Fin 2019, la mobilisation pour une agriculture bio s’emballe. Révoltées par l’inaction des gouvernements, les jeunes générations entament des grèves de la faim. En Europe, un plan de transition agroécologique est lancé. Dix ans plus tard, visite chez Lucile et Raphaël, qui cultivent pommes et courgettes…
Entre chaque rangée de pommiers, des bandes fleuries aux tons blancs, violets et surtout jaunes égayent le verger. Lucile, la maîtresse des lieux, les couve d’un regard… technique. « Ces fleurs ne sont pas là pour faire joli, mais pour héberger ce qu’on appelle les auxiliaires, les insectes prédateurs de ceux qui ravagent nos pommiers. » Couleurs et formes des pétales, périodes de floraison… rien n’est laissé au hasard pour attirer ces précieux alliés durant toute la belle saison. Lucile pointe du doigt : « Là, ce sont des larves de chrysopes. Elles se gavent de pucerons pendant leur développement. C’est un auxiliaire préventif parfait car il s’active dès le printemps. Les larves de coccinelles prendront ensuite le relais. » Lucile a 32 ans et s’est installée comme agricultrice dans le Val de Loire il y a cinq ans, avec son mari Raphaël. En plus d’une dizaine d’hectares de pommiers, ils cultivent une trentaine de légumes de saison sur 1 hectare. Que ce soit dans le verger ou dans le potager, pas un gramme de pesticide ou d’engrais de synthèse. La politique agricole commune (PAC) revotée en 2022 leur donnait jusqu’à cette année pour y arriver.

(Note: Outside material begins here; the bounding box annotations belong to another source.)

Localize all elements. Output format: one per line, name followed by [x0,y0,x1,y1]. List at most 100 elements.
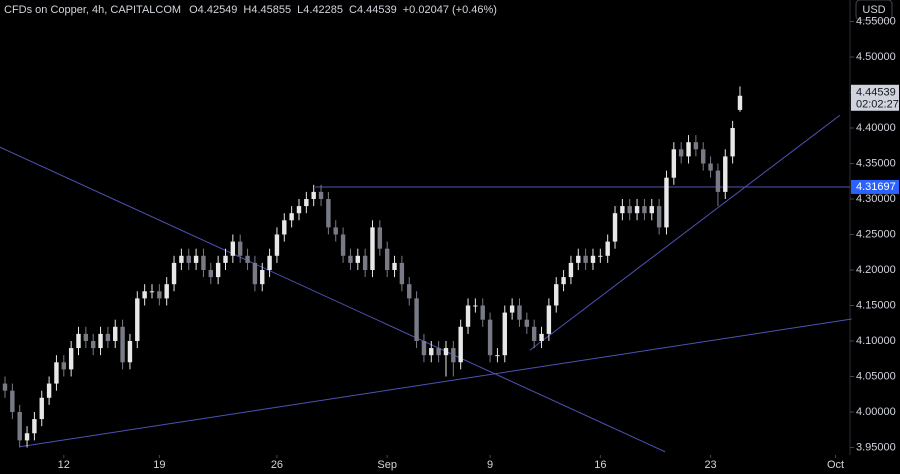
last-price-box [851,84,899,111]
candle-body [149,291,155,293]
x-tick-label: 23 [704,459,716,471]
candle-body [171,262,177,285]
candle-body [517,305,522,320]
candle-body [480,305,485,320]
candle-body [693,142,699,150]
candle-body [230,241,236,256]
candle-body [576,255,581,263]
candle-body [10,390,15,412]
candle-body [311,191,316,199]
candle-body [384,248,390,270]
symbol: CFDs on Copper, 4h, CAPITALCOM O4.42549 H4… [4,4,497,16]
candle-body [561,277,566,285]
candle-body [627,206,632,214]
candle-body [68,348,74,370]
candle-body [708,163,713,171]
y-tick-label: 4.20000 [856,264,896,276]
ohlc-value: 4.42549 [198,4,238,16]
candle-body [554,284,559,306]
countdown: 02:02:27 [856,99,899,111]
candle-body [642,206,647,214]
candle-body [377,227,383,249]
candle-body [465,305,471,327]
x-tick-label: 19 [153,459,165,471]
candle-body [252,262,258,285]
symbol-name: CFDs on Copper, 4h, CAPITALCOM [4,4,181,16]
candle-body [605,241,610,256]
candle-body [223,255,228,263]
candle-body [539,333,544,341]
candle-body [208,269,213,278]
candle-body [193,255,199,263]
candle-body [32,419,37,434]
y-tick-label: 4.50000 [856,51,896,63]
candle-body [83,333,89,341]
candle-body [90,340,96,349]
candle-body [458,326,463,363]
candle-body [24,433,30,441]
candle-body [723,156,728,192]
candle-body [678,149,684,157]
candle-body [436,348,441,356]
last-price-label: 4.44539 [856,87,896,99]
ohlc-label: H [243,4,251,16]
candle-body [201,255,206,270]
candle-body [451,348,456,363]
candle-body [509,305,515,313]
plot [0,86,852,453]
candle-body [664,177,669,228]
trend-line [0,146,666,453]
candle-body [179,255,184,263]
candle-body [583,255,588,263]
y-tick-label: 4.15000 [856,299,896,311]
candle-body [370,227,375,270]
candle-body [340,234,346,256]
candle-body [443,348,449,356]
x-tick-label: 9 [487,459,493,471]
candle-body [113,326,118,341]
candle-body [392,262,397,270]
candle-body [260,269,265,285]
y-tick-label: 4.00000 [856,406,896,418]
candle-body [127,340,133,363]
candle-body [326,198,331,228]
candle-body [730,128,735,157]
candle-body [135,298,140,341]
candle-body [318,191,324,199]
x-tick-label: Oct [827,459,844,471]
candle-body [612,213,618,242]
y-tick-label: 4.35000 [856,157,896,169]
y-tick-label: 4.55000 [856,15,896,27]
ohlc-label: O [189,4,198,16]
candle-body [634,206,640,214]
candle-body [546,305,552,334]
candle-body [429,348,434,356]
candle-body [502,312,507,356]
candle-body [649,206,654,214]
candle-body [421,340,427,356]
candle-body [237,241,243,256]
candle-body [282,220,287,235]
candle-body [215,262,221,278]
candle-body [333,227,338,235]
candle-body [2,383,8,391]
level-box [851,179,899,194]
candle-body [120,326,125,363]
candle-body [620,206,625,214]
currency-label[interactable]: USD [862,4,885,16]
candle-body [531,326,537,341]
candle-body [157,291,162,299]
candle-body [304,198,309,207]
candle-body [671,149,677,178]
y-tick-label: 4.25000 [856,228,896,240]
candle-body [54,362,59,384]
currency-button[interactable] [855,0,893,21]
candle-body [355,255,360,263]
candle-body [105,333,111,341]
candle-body [245,255,250,263]
x-tick-label: 26 [271,459,283,471]
candle-body [61,362,67,370]
candle-body [407,284,412,299]
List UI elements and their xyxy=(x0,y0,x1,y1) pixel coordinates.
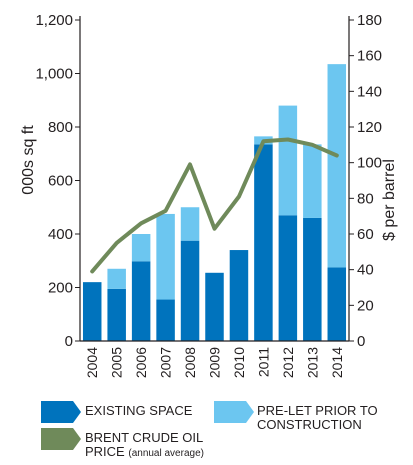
x-ticks: 2004 2005 2006 2007 2008 2009 2010 2011 2012 2013… xyxy=(84,347,345,378)
bar-prelet-2005 xyxy=(107,268,126,289)
bar-existing-2014 xyxy=(327,267,347,341)
right-tick-label: 80 xyxy=(357,190,374,207)
bars-group xyxy=(82,64,347,341)
legend-swatch-prelet xyxy=(214,401,254,423)
x-tick-label: 2014 xyxy=(329,347,345,378)
x-tick-label: 2007 xyxy=(158,347,174,378)
legend-label-oil-note: (annual average) xyxy=(128,448,204,459)
bar-prelet-2008 xyxy=(180,207,200,241)
left-tick-label: 600 xyxy=(48,173,73,190)
bar-existing-2009 xyxy=(205,272,224,341)
bar-existing-2011 xyxy=(254,144,273,341)
bar-existing-2010 xyxy=(229,250,249,341)
right-tick-label: 60 xyxy=(357,226,374,243)
x-tick-label: 2005 xyxy=(109,347,125,378)
bar-prelet-2013 xyxy=(303,144,322,218)
x-tick-label: 2006 xyxy=(133,347,149,378)
left-axis-title: 000s sq ft xyxy=(20,125,37,195)
right-tick-label: 140 xyxy=(357,83,382,100)
legend-label-prelet-line2: CONSTRUCTION xyxy=(257,417,362,432)
right-tick-label: 0 xyxy=(357,333,365,350)
bar-existing-2013 xyxy=(303,217,322,341)
right-tick-label: 160 xyxy=(357,48,382,65)
left-tick-label: 800 xyxy=(48,119,73,136)
x-tick-label: 2004 xyxy=(84,347,100,378)
right-y-ticks: 0 20 40 60 80 100 120 140 160 180 xyxy=(349,12,382,350)
bar-existing-2005 xyxy=(107,288,126,341)
bar-prelet-2014 xyxy=(327,64,347,268)
left-y-ticks: 0 200 400 600 800 1,000 1,200 xyxy=(35,12,80,350)
left-tick-label: 1,000 xyxy=(35,66,73,83)
bar-existing-2006 xyxy=(131,261,151,341)
bar-existing-2004 xyxy=(82,282,102,341)
right-tick-label: 40 xyxy=(357,262,374,279)
right-tick-label: 180 xyxy=(357,12,382,29)
legend-label-oil-line2: PRICE (annual average) xyxy=(85,445,204,461)
right-axis-title: $ per barrel xyxy=(381,159,398,241)
x-tick-label: 2011 xyxy=(255,347,271,377)
x-tick-label: 2010 xyxy=(231,347,247,378)
bar-existing-2007 xyxy=(156,299,175,341)
legend-label-prelet: PRE-LET PRIOR TO CONSTRUCTION xyxy=(257,404,378,432)
legend-swatch-oil xyxy=(41,428,81,450)
axes-group xyxy=(79,16,350,342)
legend-label-oil-price: PRICE xyxy=(85,444,125,459)
bar-existing-2012 xyxy=(278,215,298,341)
bar-prelet-2006 xyxy=(131,234,151,262)
x-tick-label: 2012 xyxy=(280,347,296,378)
left-tick-label: 0 xyxy=(65,333,73,350)
bar-prelet-2007 xyxy=(156,213,175,300)
legend-label-oil-line1: BRENT CRUDE OIL xyxy=(85,430,204,445)
oil-line-group xyxy=(90,137,339,274)
legend-label-oil: BRENT CRUDE OIL PRICE (annual average) xyxy=(85,431,204,461)
bar-prelet-2012 xyxy=(278,105,298,216)
x-tick-label: 2008 xyxy=(182,347,198,378)
legend-swatch-existing xyxy=(41,401,81,423)
left-tick-label: 1,200 xyxy=(35,12,73,29)
x-tick-label: 2013 xyxy=(304,347,320,378)
oil-price-line xyxy=(90,137,339,274)
left-tick-label: 400 xyxy=(48,226,73,243)
right-tick-label: 120 xyxy=(357,119,382,136)
x-tick-label: 2009 xyxy=(207,347,223,378)
bar-existing-2008 xyxy=(180,240,200,341)
legend-label-prelet-line1: PRE-LET PRIOR TO xyxy=(257,403,378,418)
right-tick-label: 20 xyxy=(357,297,374,314)
legend-label-existing: EXISTING SPACE xyxy=(85,403,193,418)
right-tick-label: 100 xyxy=(357,155,382,172)
left-tick-label: 200 xyxy=(48,280,73,297)
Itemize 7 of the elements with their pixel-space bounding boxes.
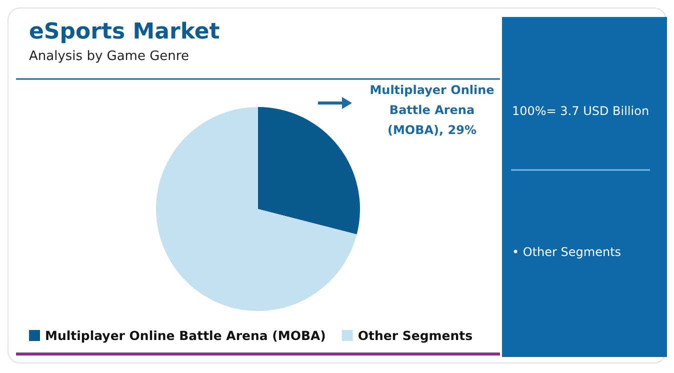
text: • Other Segments (512, 245, 622, 259)
data-label: Multiplayer Online Battle Arena (MOBA), 29% (370, 83, 494, 137)
legend-label: Multiplayer Online Battle Arena (MOBA) (45, 328, 326, 343)
chart-subtitle: Analysis by Game Genre (29, 49, 189, 64)
legend-label: Other Segments (358, 328, 473, 343)
text: 100%= 3.7 USD Billion (512, 104, 650, 118)
chart-title: eSports Market (29, 20, 220, 44)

Souvenons-nous : tout comme la mobilisation pour le climat, la mobilisation pour une agriculture biologique s’est brusquement emballée en 2019. En février, une étude sur la disparition des insectes parue dans la revue Biological Conservation (1) fait des projections terrifiantes. Un quart de la biomasse des insectes va s’éteindre dans les dix ans.